L’Internet of Things, filosofia tecnologica in rapida affermazione, consiste nel rendere smart ciò che ci circonda nel quotidiano in modo che possa renderci un servizio migliore.
Tuttavia, nello sviluppare questa nuova realtà tecnologica, potrebbero nascondersi anche dei pericoli troppo facilmente sottovalutati. A parlarne, nel corso del Mozilla Festival di Londra (6-8 Novembre), è stato l’executive director di Mozilla Mark Surman.
Surman, nel corso di una chiacchierata con l’inviato di Tom’s Hardware, ha spiegato il suo pensiero riguardo l’Internet of Things parlando di chiari pericoli per la nostra privacy. Con l’I.O.T, in pratica tendiamo a rendere tutte le cose smart al fine di poterle controllare da remoto e da poterne ricavare maggiore soddisfazione: risultato? Già oggi gli elettrodomestici ed i device smart di seguono ovunque.
Poco male direte voi: siamo noi a controllarli. Ma siamo sicuri che sia così? Nello scenario prospettato da Surman, presto avremo tecnologie che raccoglieranno la nostra storia sanitaria, le nostre preferenze sessuali, politiche e religiose. Anche solo osservando i dispositivi che portiamo addosso, per Surman, potremo essere facilmente etichettati, schedati e catalogati in un certo modo. E questo è lesivo della privacy ma è il meno: problemi del genere sarebbero, comunque, ovviabili con dispositivi indossabili ben mimetizzati.
Il problema vero sta nei dati che questi dispositivi verrebbero ad ospitare. Con gli standard tecnologici chiusi, ovvero “non open”, è difficile sapere cosa verranno effettivamente a sapere queste tecnologia di noi, che uso faranno dei nostri dati e, soprattutto, a chi li passeranno in ultima istanza. Se, poi, ci mettiamo il “carico da quaranta” della cattiva protezione di questi dispositivi, vedremo come questi ultimi potranno essere facilmente trasformati in “occhi e orecchie del re” (una metafora per intendere gli antichi satrapi persiani, in sostanza i governatori del Grande Re) in grado di ascoltare tutto ciò che diciamo, vedere quello che facciamo, sapere quello che pensiamo.

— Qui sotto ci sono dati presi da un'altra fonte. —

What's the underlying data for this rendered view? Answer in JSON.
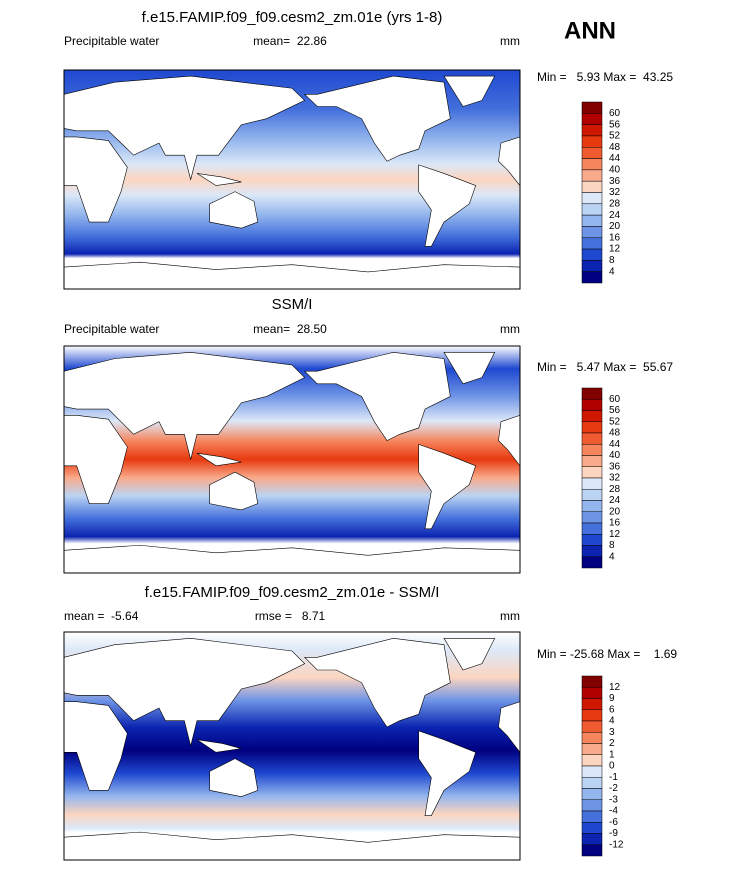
{
  "season": "ANN",
  "panels": [
    {
      "title": "f.e15.FAMIP.f09_f09.cesm2_zm.01e (yrs 1-8)",
      "left_label": "Precipitable water",
      "center_label": "mean=  22.86",
      "units": "mm",
      "range": "Min =   5.93 Max =  43.25",
      "colorbar": [
        "60",
        "56",
        "52",
        "48",
        "44",
        "40",
        "36",
        "32",
        "28",
        "24",
        "20",
        "16",
        "12",
        "8",
        "4"
      ]
    },
    {
      "title": "SSM/I",
      "left_label": "Precipitable water",
      "center_label": "mean=  28.50",
      "units": "mm",
      "range": "Min =   5.47 Max =  55.67",
      "colorbar": [
        "60",
        "56",
        "52",
        "48",
        "44",
        "40",
        "36",
        "32",
        "28",
        "24",
        "20",
        "16",
        "12",
        "8",
        "4"
      ]
    },
    {
      "title": "f.e15.FAMIP.f09_f09.cesm2_zm.01e - SSM/I",
      "left_label": "mean =  -5.64",
      "center_label": "rmse =   8.71",
      "units": "mm",
      "range": "Min = -25.68 Max =    1.69",
      "colorbar": [
        "12",
        "9",
        "6",
        "4",
        "3",
        "2",
        "1",
        "0",
        "-1",
        "-2",
        "-3",
        "-4",
        "-6",
        "-9",
        "-12"
      ]
    }
  ]
}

In sostanza, aggiunge Surman, “incontreremo grandi difficoltà nel tenere sotto controllo quello che ci riguarda, le nostre preferenze e, più in generale, la nostra ‘umanità”. C’è un rimedio? Certo che sì, conclude – con ottimismo – il guru in questione: occorre spingere le autorità e gli enti di certificazione (ovviamente anche le aziende) nell’adottare standard open che ci rendano più edotti di come funzionano le tecnologie e di come queste ultime possano condizionare la nostra vita.